Figlio di un funzionario borbonico che
fu anche prefetto in Calabria, dopo la laurea in giurisprudenza e le
prime esperienze nel foro di Napoli, Winspeare ottenne il suo primo
incarico di rilievo come avvocato fiscale presso l’Amministrazione delle Poste delle Due Sicilie,
ove si mise in evidenza per il rigore nel tentativo di ridurre le
malversazioni e di moltiplicare le spedizioni dei corrieri, per evitare
ritardi e problemi connessi. Nel dicembre 1808 fu nominato da Gioacchino Murat procuratore generale della Commissione Feudale,
una magistratura speciale istituita per risolvere le controversie tra i
municipi e gli ex-feudatari.

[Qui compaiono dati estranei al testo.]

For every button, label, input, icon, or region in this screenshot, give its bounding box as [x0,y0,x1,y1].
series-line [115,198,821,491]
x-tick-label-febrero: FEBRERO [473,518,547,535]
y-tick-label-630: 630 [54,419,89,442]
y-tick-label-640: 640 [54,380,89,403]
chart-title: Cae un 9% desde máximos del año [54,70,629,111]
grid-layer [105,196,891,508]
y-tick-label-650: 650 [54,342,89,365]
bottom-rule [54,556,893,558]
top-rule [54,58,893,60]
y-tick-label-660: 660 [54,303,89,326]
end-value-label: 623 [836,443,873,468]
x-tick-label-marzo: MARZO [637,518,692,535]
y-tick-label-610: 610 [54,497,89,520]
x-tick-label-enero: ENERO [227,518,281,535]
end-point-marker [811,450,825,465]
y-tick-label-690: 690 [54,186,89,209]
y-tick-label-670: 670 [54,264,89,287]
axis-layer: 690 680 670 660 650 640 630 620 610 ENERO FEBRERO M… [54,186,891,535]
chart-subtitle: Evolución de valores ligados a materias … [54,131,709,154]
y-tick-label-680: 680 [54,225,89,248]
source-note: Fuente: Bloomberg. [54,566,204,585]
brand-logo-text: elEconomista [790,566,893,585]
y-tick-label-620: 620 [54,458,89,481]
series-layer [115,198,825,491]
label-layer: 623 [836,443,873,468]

Nonostante questa istituzione finì di
operare nel settembre 1810, Winspeare rimase in carica per l’esecuzione
delle sentenze
L’opera più famosa di D. Winspeare è la “Storia degli abusi feudali, Tip. Trani, Napoli 1811″. In quel testo, datato 16 febbraio 1811,
il giurista napoletano dava ampie notizie sul feudalesimo della Terra
d’Otranto e affermava che il signore feudale godeva di particolari
diritti – oltre a quelli di cui godeva in tutto il regno, cioè i diritti
sulle persone e sulle proprietà private.
Già sin dal 1700 il governo dei Borbone aveva posto attenzione al problema del Feudalesimo. In quel secolo studiosi come il Giuseppe Palmieri e altri, con la concezione Illuministica dello Stato, avevano tentato di opporsi al regime del baronaggio feudale, che perdurava ancora nel XVIII sec. Questo regime (feudale) fu inteso come “regime mostruoso e il più opposto all’armonia sociale”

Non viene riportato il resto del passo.